DIANA TARATUKHINA (Russian Federation) welcomed the United Nations efforts to assist with long-term judicial reforms in the context of conflict and post-conflict settings.  She said political resolve and national responsibility should also be strengthened.  In this regard, the ongoing bilateral dialogues between United Nations senior officials and Governments may well be effective.  This dialogue, however, must be restricted by the principle of non-interference in the internal affairs of States.

Turning to specific conflict and post-conflict situations, she said the early recovery programme of UNDP in Sudan and the social and economic reintegration of women in the Democratic Republic of Congo were good sources of information about legal practice in this area that could inform similar programmes elsewhere.  Since the needs of societies were diverse, legal instruments needed to be diverse, as well, and could include truth commissions, national assistance to restore legal systems, victims’ compensation systems and reconciliation.  Each State must decide what was best for its situation.  Russia actively made contact with Member States to remain informed about the rule of law in different post-conflict situations.  During the next General Assembly session, rule of law blueprints could be presented from Iraq, Afghanistan, Libya and other post-conflict and conflict societies.

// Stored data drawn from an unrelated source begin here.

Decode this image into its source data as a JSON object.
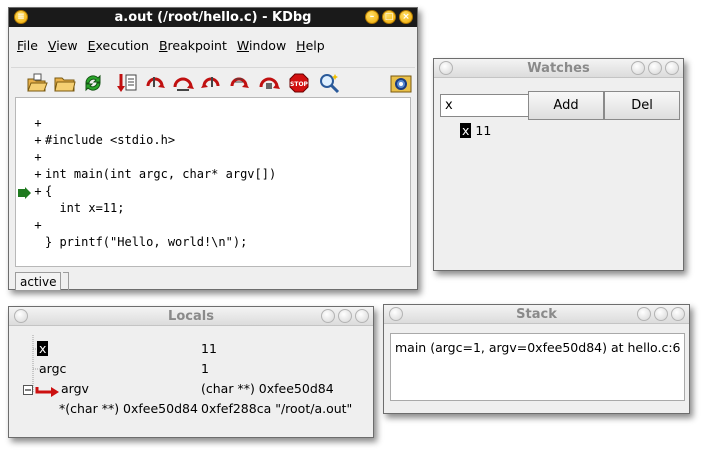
{
  "main_window": {
    "title": "a.out (/root/hello.c) - KDbg",
    "menu": [
      "File",
      "View",
      "Execution",
      "Breakpoint",
      "Window",
      "Help"
    ],
    "toolbar_icons": [
      "executable-open-icon",
      "source-open-icon",
      "reload-icon",
      "program-run-icon",
      "step-into-icon",
      "step-over-icon",
      "step-out-icon",
      "run-to-cursor-icon",
      "step-instruction-icon",
      "break-stop-icon",
      "find-icon",
      "settings-gear-icon"
    ],
    "code_lines": [
      {
        "marker": "+",
        "text": "#include <stdio.h>"
      },
      {
        "marker": "+",
        "text": ""
      },
      {
        "marker": "+",
        "text": "int main(int argc, char* argv[])"
      },
      {
        "marker": "+",
        "text": "{"
      },
      {
        "marker": "+",
        "text": "  int x=11;"
      },
      {
        "marker": "+",
        "text": "  printf(\"Hello, world!\\n\");"
      },
      {
        "marker": "+",
        "text": "}"
      }
    ],
    "status": "active"
  },
  "watches": {
    "title": "Watches",
    "input_value": "x",
    "add_label": "Add",
    "del_label": "Del",
    "items": [
      {
        "name": "x",
        "value": "11"
      }
    ]
  },
  "locals": {
    "title": "Locals",
    "rows": [
      {
        "name": "x",
        "value": "11"
      },
      {
        "name": "argc",
        "value": "1"
      },
      {
        "name": "argv",
        "value": "(char **) 0xfee50d84"
      },
      {
        "name": "*(char **) 0xfee50d84",
        "value": "0xfef288ca \"/root/a.out\""
      }
    ]
  },
  "stack": {
    "title": "Stack",
    "frames": [
      "main (argc=1, argv=0xfee50d84) at hello.c:6"
    ]
  },
  "colors": {
    "pc_marker": "#1f7a1f",
    "titlebar_active": "#1a1a1a",
    "pointer_red": "#cc1010"
  }
}
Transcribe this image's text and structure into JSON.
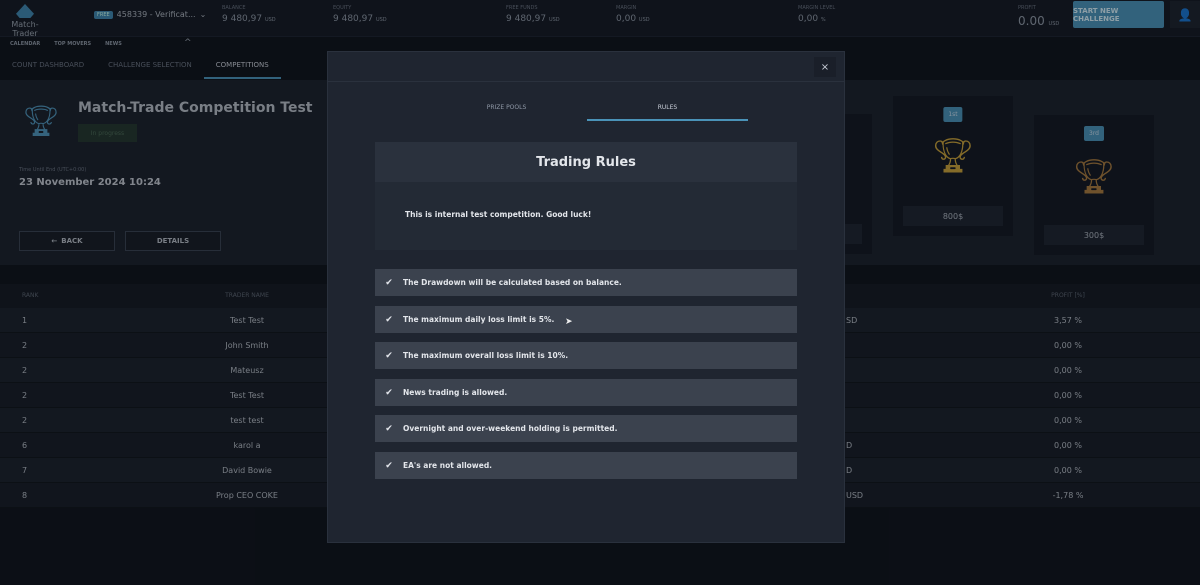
{
  "app": {
    "logo": "Match-Trader",
    "account": "458339 - Verificat...",
    "account_tag": "FREE"
  },
  "stats": [
    {
      "label": "BALANCE",
      "value": "9 480,97",
      "unit": "USD"
    },
    {
      "label": "EQUITY",
      "value": "9 480,97",
      "unit": "USD"
    },
    {
      "label": "FREE FUNDS",
      "value": "9 480,97",
      "unit": "USD"
    },
    {
      "label": "MARGIN",
      "value": "0,00",
      "unit": "USD"
    },
    {
      "label": "MARGIN LEVEL",
      "value": "0,00",
      "unit": "%"
    },
    {
      "label": "PROFIT",
      "value": "0.00",
      "unit": "USD"
    }
  ],
  "start_button": "START NEW CHALLENGE",
  "subnav": [
    "CALENDAR",
    "TOP MOVERS",
    "NEWS"
  ],
  "tabs": [
    "COUNT DASHBOARD",
    "CHALLENGE SELECTION",
    "COMPETITIONS"
  ],
  "competition": {
    "title": "Match-Trade Competition Test",
    "status": "In progress",
    "time_label": "Time Until End (UTC+0:00)",
    "time_value": "23 November 2024 10:24",
    "back": "BACK",
    "details": "DETAILS"
  },
  "prizes": [
    {
      "place": "1st",
      "amount": "800$",
      "color": "#c9a23a"
    },
    {
      "place": "3rd",
      "amount": "300$",
      "color": "#a87a3e"
    }
  ],
  "table": {
    "headers": {
      "rank": "RANK",
      "name": "TRADER NAME",
      "profit": "PROFIT [%]"
    },
    "rows": [
      {
        "rank": "1",
        "name": "Test Test",
        "curr": "SD",
        "profit": "3,57 %"
      },
      {
        "rank": "2",
        "name": "John Smith",
        "curr": "",
        "profit": "0,00 %"
      },
      {
        "rank": "2",
        "name": "Mateusz",
        "curr": "",
        "profit": "0,00 %"
      },
      {
        "rank": "2",
        "name": "Test Test",
        "curr": "",
        "profit": "0,00 %"
      },
      {
        "rank": "2",
        "name": "test test",
        "curr": "",
        "profit": "0,00 %"
      },
      {
        "rank": "6",
        "name": "karol a",
        "curr": "D",
        "profit": "0,00 %"
      },
      {
        "rank": "7",
        "name": "David Bowie",
        "curr": "D",
        "profit": "0,00 %"
      },
      {
        "rank": "8",
        "name": "Prop CEO COKE",
        "curr": "USD",
        "profit": "-1,78 %"
      }
    ]
  },
  "modal": {
    "close": "×",
    "tabs": [
      "PRIZE POOLS",
      "RULES"
    ],
    "active_tab": "RULES",
    "title": "Trading Rules",
    "intro": "This is internal test competition. Good luck!",
    "rules": [
      "The Drawdown will be calculated based on balance.",
      "The maximum daily loss limit is 5%.",
      "The maximum overall loss limit is 10%.",
      "News trading is allowed.",
      "Overnight and over-weekend holding is permitted.",
      "EA's are not allowed."
    ]
  }
}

EDUARDO ULIBARRI ( Costa Rica) said national and international dimensions of the rule of law were interdependent in the development of human rights.  However, he was sorry that human rights, democracy and the rule of law in practice were the weakest in the pillars in the United Nations, and it was time to rethink the Organization’s priorities and refocus its efforts.  This was a practical consideration, he said, that would result in fewer conflicts occurring, more lives saved and more resources saved which would then allow for development to be supported.  When legislative powers and representation were effective, an environment of fairness, tolerance towards diversity, and intolerance for corruption, was present and development was then speeded up.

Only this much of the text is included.